As Marx explains in Capital, volume 1, this single-minded focus on self-expansion leads to the result that any attempt to limit hours of labor has the paradoxical effect of driving capital to further increase the productivity of labor:
“There cannot be the slightest doubt that the tendency that urges capital, so soon as a prolongation of the hours of labour is once for all forbidden, to compensate itself, by a systematic heightening of the intensity of labour, and to convert every improvement in machinery into a more perfect means of exhausting the workman, must soon lead to a state of things in which a reduction of the hours of labour will again be inevitable. On the other hand, the rapid advance of English industry between 1848 and the present time, under the influence of a day of 10 hours, surpasses the advance made between 1833 and 1847, when the day was 12 hours long, by far more than the latter surpasses the advance made during the half century after the first introduction of the factory system, when the working-day was without limits.”

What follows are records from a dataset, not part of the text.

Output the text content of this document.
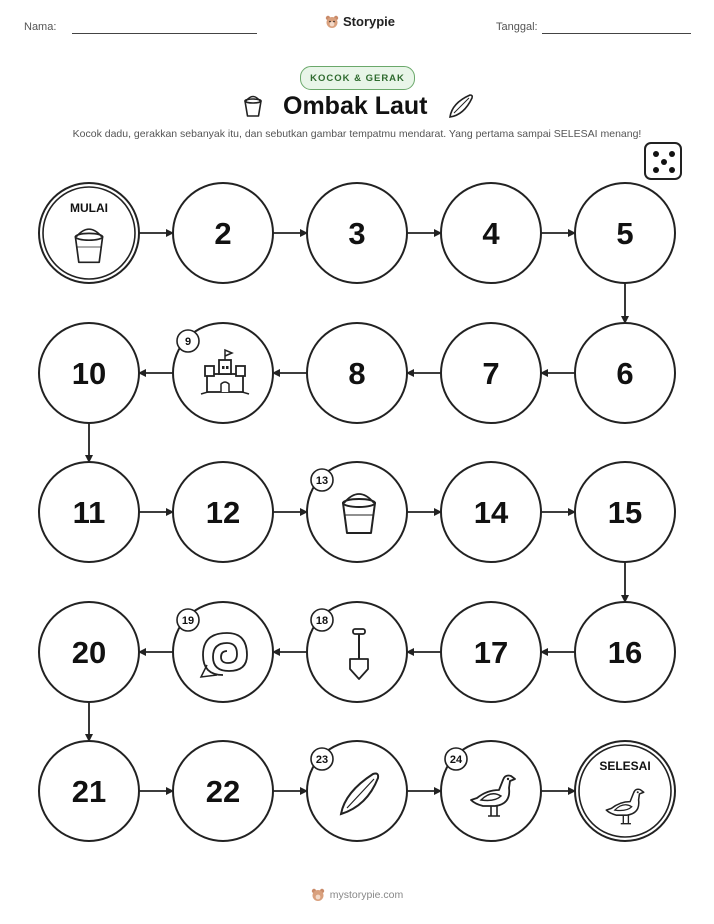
Nama:	Storypie	Tanggal:
KOCOK & GERAK
Ombak Laut
Kocok dadu, gerakkan sebanyak itu, dan sebutkan gambar tempatmu mendarat. Yang pertama sampai SELESAI menang!
MULAI
2	3	4	5
6
7
8
9
10
11	12
13
14	15
16
17
18
19
20
21	22
23	24	SELESAI
mystorypie.com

Once society begins to limit the uninhibited extension of hours of labor, the inherent tendency of capital is to try to offset this reduction by increasing the intensive exploitation of labor by any number of means, but most important, buy further increasing the organic composition of capital. The result is that, despite imposed limits on hours of labor, the actual capacity of labor to produce is increased.
The conclusion has to be that reduction of hours of labor not only has the effect of freeing the proletariat from the destructive impact of the value form, it actually accelerates the demise of capital. The demand for a reduction of hours of labor, therefore, completes the connection between critique of the value form and elaboration of a practical communist program.